CASE 13128 Published on 01.11.2015

An aetiology of late-onset epilepsy



Case Type

Clinical Cases



CHU Avicenne 10000 Rabat, Morocco;

38 years, female

Area of Interest Neuroradiology brain ; Imaging Technique MR, CT
Clinical History
A 38-year-old African woman, who recently had a first seizure and presented at emergency with another generalized tonic-clonic seizure. She was born in Cabo Verde.
No focal neurological deficit and she had no complaints in the past. Laboratory findings depicted normal blood and cerebrospinal fluid. A CT and then a brain MR were performed.
Imaging Findings
CT showed a solitary low-density lesion measuring 11 mm, well-circumscribed, containing a small high-density eccentric nodule and surrounding oedema located in the right parietal lobe. The lesion has a ring-like enhancing after contrast administration (Fig. 1).
On MR imaging, the lesion has hypo-intense signal on T1W and FLAIR and hyper-intense on T2WI. Gadolinium-enhanced MR revealed a peripheral rim enhancement of the lesion. Surrounding oedema (Fig. 2).
On MRI Imaging control, 5 months after treatment, there was regression of the size and contrast enhancement of the right parietal lesion (Fig. 3).
Cysticercosis is the most common parasitic infection of the central nervous system in immuno-competent patients. The infection is caused by the larval form of Taenia solium, the porcine tapeworm, for which the human is the only definitive host. The parasite is acquired by humans ingesting poorly cooked, infected pork or by accidental ingestion of contaminated food or water. The disease burden is spreading to non-endemic areas because of increasing migration [1]. It affects males slightly more frequently than females, mainly in young and middle-aged adults [3].
The central nervous system is involved in 60-90% of patients with cysticercosis [2].
NCC is a chronic, slowly-progressing, frequently asymptomatic disease.
The clinical presentation is nonspecific and highly variable. The two most common clinical manifestations are epilepsy and intracranial hypertension.
There is a spectrum of common imaging findings on CT or on MRI, often characteristic, depending on the stage of the disease: four stages are recognised. [4]
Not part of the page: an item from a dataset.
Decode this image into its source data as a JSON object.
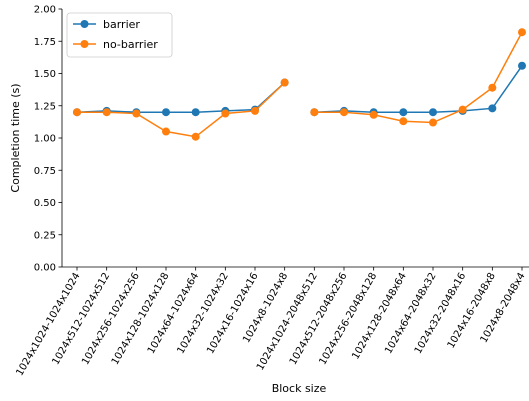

The first stage, known as the vesicular stage, corresponds to a cystic lesion: living larval cysts with identifiable scolex as an eccentric nodule, with no contrast enhancement of the wall and no surrounding oedema. The cysts measure 5-20 mm and have a thin, smooth wall. The signal intensity of the cysts will be similar to that of CSF on T1W and T2W images. There is no immune response by the host at this stage, and the disease is clinically asymptomatic.

In the second stage, known as the colloidal stage, the parasite begins to degenerate. The cyst develops a thicker capsule with contrast enhancement, with an intense inflammatory reaction in the adjacent brain parenchyma, that may result in prominent oedema and mass effect. The scolex may not be visible, and oedema increases from mild to moderate.
The third stage: granular nodular (pathological stage), at which most patients become symptomatic, is represented by a shrunken cyst, which has mineralised content and a thickened capsule, with nodular enhancement, with or without oedema.
The granulomatous lesion becomes a calcified nodule or focal area of gliosis, in the final nodular calcified stage. Surrounding oedema is usually not present and a minimal residual contrast enhancement may be seen.
In general, the diagnosis is based on neuroimaging and serologic analysis.
The treatment is complex and individualised. It includes antiepileptic drugs, cysticidal agents, immunosuppressive agents, and sometimes, a surgical excision is required.
In our case, after treatment with Albendazole and antiepileptic, a 5 month follow-up MRI confirmed decreased size and contrast enhancement of the right parietal lesion.
Differential Diagnosis List
Adult onset seizures in a patient with neurocysticercosis.
Glioma (high grade)
Final Diagnosis
Adult onset seizures in a patient with neurocysticercosis.